Hsun-Min (Mina) Chiang

Biography

Assistant Professor in Autism Spectrum Disorders, earned her Ph.D. in special education from Macquarie University in Australia, M.Ed. in special education from Monash University, and B.Ed. in special education from National Tainan Teachers College in Taiwan.  Prior to embarking on an academic career, she worked as a self-contained classroom teacher, resource room teacher, and Chinese language teacher at the early childhood, childhood, and adolescent levels. Her research has focused on several areas involving individuals with autism, including communication characteristics, cultural differences, academic abilities (language and mathematics), teaching strategies, postsecondary outcomes, the differences between Asperger’s disorder and autistic disorder, quality of life, and interventions for children with autism and their parents. She is the director of a thematically structured Saturday enrichment program for children with autism and a parent education program for parents of children with autism.
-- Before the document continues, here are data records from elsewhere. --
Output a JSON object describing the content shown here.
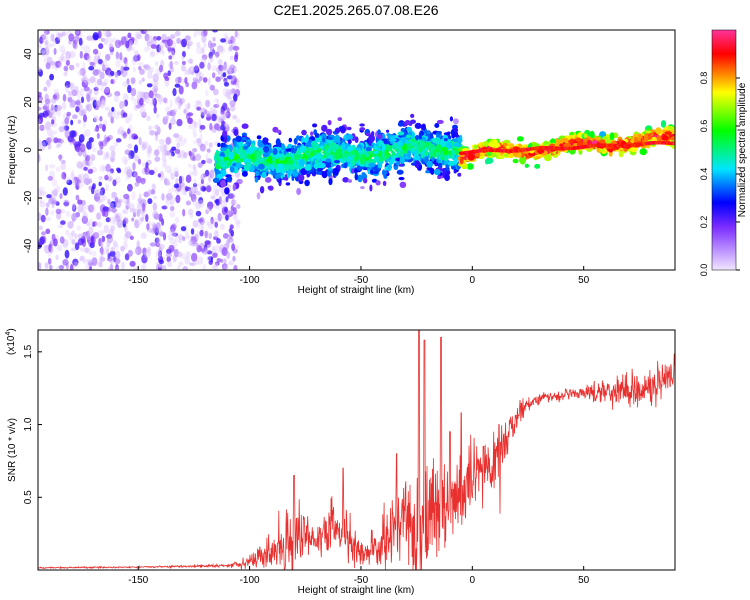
{
  "title": "C2E1.2025.265.07.08.E26",
  "chart_data": [
    {
      "type": "heatmap",
      "title": "C2E1.2025.265.07.08.E26",
      "xlabel": "Height of straight line (km)",
      "ylabel": "Frequency (Hz)",
      "xlim": [
        -195,
        91
      ],
      "ylim": [
        -50,
        50
      ],
      "x_ticks": [
        -150,
        -100,
        -50,
        0,
        50
      ],
      "y_ticks": [
        -40,
        -20,
        0,
        20,
        40
      ],
      "colorbar": {
        "label": "Normalized spectral amplitude",
        "range": [
          0,
          1
        ],
        "ticks": [
          "0.0",
          "0.2",
          "0.4",
          "0.6",
          "0.8"
        ],
        "colors": [
          "#f2e6ff",
          "#7b2cff",
          "#0000ff",
          "#00e5ff",
          "#00ff00",
          "#ffff00",
          "#ff0000"
        ]
      },
      "regions": [
        {
          "description": "Noise (scattered purple)",
          "x_range": [
            -195,
            -105
          ],
          "freq_range": [
            -50,
            50
          ],
          "amplitude": [
            0.02,
            0.25
          ]
        },
        {
          "description": "Noisy echo band",
          "x_range": [
            -115,
            -5
          ],
          "freq_center": [
            -5,
            1
          ],
          "freq_spread": [
            6,
            12
          ],
          "amplitude": [
            0.2,
            0.6
          ]
        },
        {
          "description": "Strong echo line",
          "x_range": [
            -5,
            91
          ],
          "freq_center": [
            -2,
            5
          ],
          "freq_spread": [
            2,
            4
          ],
          "amplitude": [
            0.6,
            1.0
          ]
        }
      ]
    },
    {
      "type": "line",
      "xlabel": "Height of straight line (km)",
      "ylabel": "SNR (10 * v/v)",
      "scale_label": "(x10",
      "scale_exponent": "4",
      "scale_suffix": ")",
      "xlim": [
        -195,
        91
      ],
      "ylim": [
        0,
        1.65
      ],
      "x_ticks": [
        -150,
        -100,
        -50,
        0,
        50
      ],
      "y_ticks": [
        "0.5",
        "1.0",
        "1.5"
      ],
      "color": "#e8302e",
      "series": [
        {
          "name": "SNR",
          "x": [
            -195,
            -150,
            -110,
            -100,
            -90,
            -80,
            -75,
            -70,
            -62,
            -57,
            -50,
            -42,
            -35,
            -30,
            -25,
            -20,
            -15,
            -10,
            -5,
            0,
            5,
            10,
            15,
            20,
            25,
            30,
            40,
            50,
            60,
            70,
            80,
            91
          ],
          "base": [
            0.015,
            0.02,
            0.03,
            0.06,
            0.12,
            0.25,
            0.28,
            0.18,
            0.3,
            0.25,
            0.1,
            0.15,
            0.28,
            0.35,
            0.3,
            0.4,
            0.45,
            0.42,
            0.5,
            0.6,
            0.7,
            0.72,
            0.9,
            1.05,
            1.15,
            1.18,
            1.2,
            1.22,
            1.23,
            1.24,
            1.25,
            1.3
          ],
          "noise": [
            0.005,
            0.005,
            0.01,
            0.05,
            0.12,
            0.3,
            0.15,
            0.1,
            0.25,
            0.2,
            0.1,
            0.15,
            0.25,
            0.3,
            0.6,
            0.5,
            0.35,
            0.25,
            0.3,
            0.25,
            0.2,
            0.2,
            0.15,
            0.08,
            0.05,
            0.04,
            0.03,
            0.04,
            0.1,
            0.12,
            0.14,
            0.15
          ]
        }
      ],
      "peaks": [
        {
          "x": -24,
          "y": 1.65
        },
        {
          "x": -21.5,
          "y": 1.58
        },
        {
          "x": -14,
          "y": 1.6
        },
        {
          "x": -34,
          "y": 0.8
        },
        {
          "x": -10,
          "y": 0.95
        },
        {
          "x": -5,
          "y": 1.08
        },
        {
          "x": 5,
          "y": 0.85
        },
        {
          "x": 12,
          "y": 1.0
        },
        {
          "x": -80,
          "y": 0.65
        },
        {
          "x": -58,
          "y": 0.7
        }
      ]
    }
  ]
}
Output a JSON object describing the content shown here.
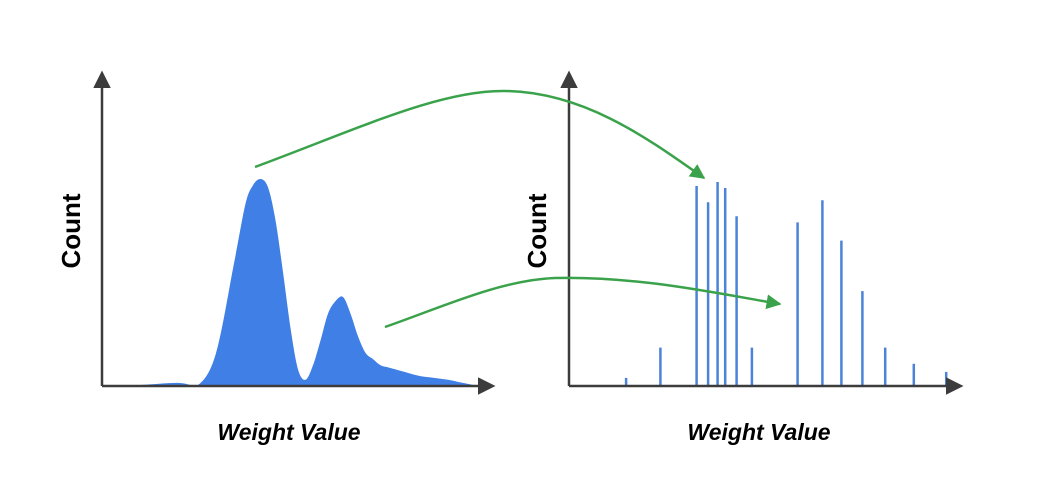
{
  "colors": {
    "axis": "#3c3c3c",
    "distribution_fill": "#3f7fe6",
    "quantized_bar": "#4a83d8",
    "arrow": "#3aa24a"
  },
  "left_panel": {
    "ylabel": "Count",
    "xlabel": "Weight Value"
  },
  "right_panel": {
    "ylabel": "Count",
    "xlabel": "Weight Value"
  },
  "chart_data": [
    {
      "type": "area",
      "panel": "left",
      "description_of_shape": "bimodal continuous distribution",
      "xlabel": "Weight Value",
      "ylabel": "Count",
      "ylim": [
        0,
        100
      ],
      "x": [
        0,
        10,
        20,
        25,
        30,
        35,
        38,
        40,
        42,
        44,
        46,
        48,
        50,
        52,
        54,
        56,
        58,
        60,
        62,
        64,
        66,
        68,
        70,
        72,
        74,
        76,
        78,
        80,
        84,
        88,
        92,
        96,
        100
      ],
      "values": [
        0,
        0.5,
        1.5,
        0,
        15,
        60,
        88,
        97,
        100,
        96,
        80,
        55,
        28,
        8,
        3,
        10,
        22,
        35,
        41,
        43,
        35,
        24,
        16,
        13,
        10,
        9,
        8,
        7,
        5,
        4,
        3,
        1.5,
        0
      ]
    },
    {
      "type": "bar",
      "panel": "right",
      "description_of_shape": "discrete quantized distribution",
      "xlabel": "Weight Value",
      "ylabel": "Count",
      "ylim": [
        0,
        100
      ],
      "x": [
        15,
        24,
        33.5,
        36.5,
        39,
        41,
        44,
        48,
        60,
        66.5,
        71.5,
        77,
        83,
        90.5,
        99
      ],
      "values": [
        4,
        19,
        99,
        91,
        101,
        98,
        84,
        19,
        81,
        92,
        72,
        47,
        19,
        11,
        7
      ]
    }
  ]
}
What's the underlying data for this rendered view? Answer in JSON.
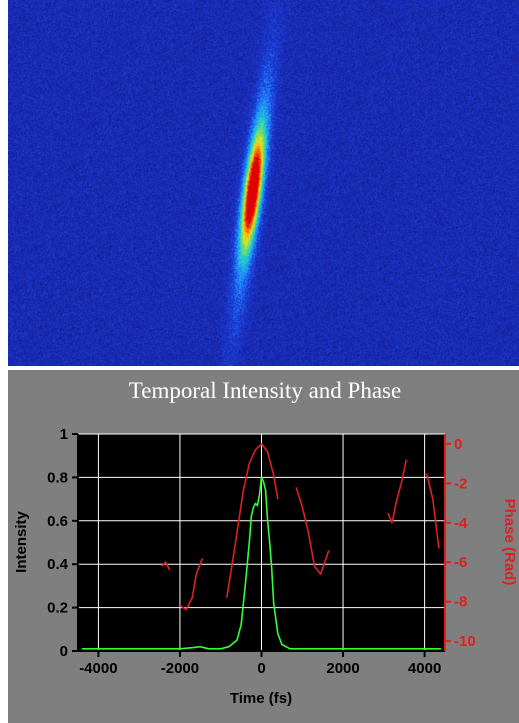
{
  "chart_data": [
    {
      "type": "heatmap",
      "title": "",
      "xlabel": "",
      "ylabel": "",
      "colormap": [
        "#1a1a9e",
        "#1c3fd6",
        "#1e90ff",
        "#22d3c7",
        "#7be05a",
        "#f2e31e",
        "#ff8a00",
        "#e00000"
      ],
      "background_color": "#1a2db8"
    },
    {
      "type": "line",
      "title": "Temporal Intensity and Phase",
      "xlabel": "Time (fs)",
      "ylabel": "Intensity",
      "y2label": "Phase (Rad)",
      "xlim": [
        -4500,
        4500
      ],
      "ylim": [
        0,
        1
      ],
      "y2lim": [
        -10.5,
        0.5
      ],
      "xticks": [
        -4000,
        -2000,
        0,
        2000,
        4000
      ],
      "yticks": [
        0,
        0.2,
        0.4,
        0.6,
        0.8,
        1
      ],
      "y2ticks": [
        -10,
        -8,
        -6,
        -4,
        -2,
        0
      ],
      "xtick_labels": [
        "-4000",
        "-2000",
        "0",
        "2000",
        "4000"
      ],
      "ytick_labels": [
        "0",
        "0.2",
        "0.4",
        "0.6",
        "0.8",
        "1"
      ],
      "y2tick_labels": [
        "-10",
        "-8",
        "-6",
        "-4",
        "-2",
        "0"
      ],
      "grid": true,
      "colors": {
        "intensity": "#33ff33",
        "phase": "#dd2020",
        "plot_bg": "#000000",
        "grid": "#ffffff",
        "panel_bg": "#7f7f7f"
      },
      "series": [
        {
          "axis": "left",
          "x": [
            -4400,
            -3000,
            -2000,
            -1700,
            -1500,
            -1300,
            -1000,
            -800,
            -600,
            -500,
            -400,
            -300,
            -250,
            -200,
            -150,
            -100,
            -50,
            0,
            50,
            100,
            150,
            200,
            250,
            300,
            400,
            500,
            700,
            1000,
            2000,
            3000,
            4000,
            4400
          ],
          "y": [
            0.01,
            0.01,
            0.01,
            0.015,
            0.02,
            0.01,
            0.01,
            0.02,
            0.05,
            0.12,
            0.3,
            0.5,
            0.62,
            0.66,
            0.68,
            0.67,
            0.72,
            0.8,
            0.78,
            0.74,
            0.6,
            0.5,
            0.38,
            0.22,
            0.08,
            0.03,
            0.01,
            0.01,
            0.01,
            0.01,
            0.01,
            0.01
          ]
        },
        {
          "axis": "right",
          "segments": [
            {
              "x": [
                -2450,
                -2350,
                -2250
              ],
              "y": [
                -6.2,
                -6.0,
                -6.4
              ]
            },
            {
              "x": [
                -2000,
                -1850,
                -1700,
                -1600,
                -1450
              ],
              "y": [
                -8.2,
                -8.4,
                -7.8,
                -6.6,
                -5.8
              ]
            },
            {
              "x": [
                -850,
                -750,
                -600,
                -450,
                -300,
                -150,
                0,
                150,
                300,
                400
              ],
              "y": [
                -7.8,
                -6.5,
                -4.5,
                -2.4,
                -1.0,
                -0.3,
                0.0,
                -0.4,
                -1.6,
                -2.8
              ]
            },
            {
              "x": [
                850,
                1000,
                1150,
                1300,
                1450,
                1650
              ],
              "y": [
                -2.2,
                -3.2,
                -4.5,
                -6.2,
                -6.6,
                -5.4
              ]
            },
            {
              "x": [
                3100,
                3200,
                3300,
                3450,
                3550
              ],
              "y": [
                -3.5,
                -4.0,
                -3.0,
                -1.8,
                -0.8
              ]
            },
            {
              "x": [
                4050,
                4200,
                4350
              ],
              "y": [
                -1.5,
                -2.8,
                -5.3
              ]
            }
          ]
        }
      ]
    }
  ]
}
Using Thematically Structured Teaching to Improve Social Interaction and Communication Skills of Children with Autism Spectrum Disorder

Abstract

This study was conducted to examine the efficacy of a thematically structured teaching program to improve communication and social interaction skills of children with autism spectrum disorder (ASD). This program consisted of ten 2-hours thematically structured teaching sessions. Each session had a theme and was composed of four 30-minutes sequential segments: (a) dance party and greeting, (b) an interactive story and stations, (c) language, mathematics, and science, and (d) arts projects and goodbye. Each segment activity was associated with the session theme. A total of 56 children with ASD aged 3-12 years participated in this study. A quasi-experimental pre-test/post-test intervention group vs. waitlist control group design was used. The results of this study showed that the treatment group significantly improved their communication skills and social interaction skills than the waitlist control group.

Keywords: autism, intervention, treatment, communication, social interaction.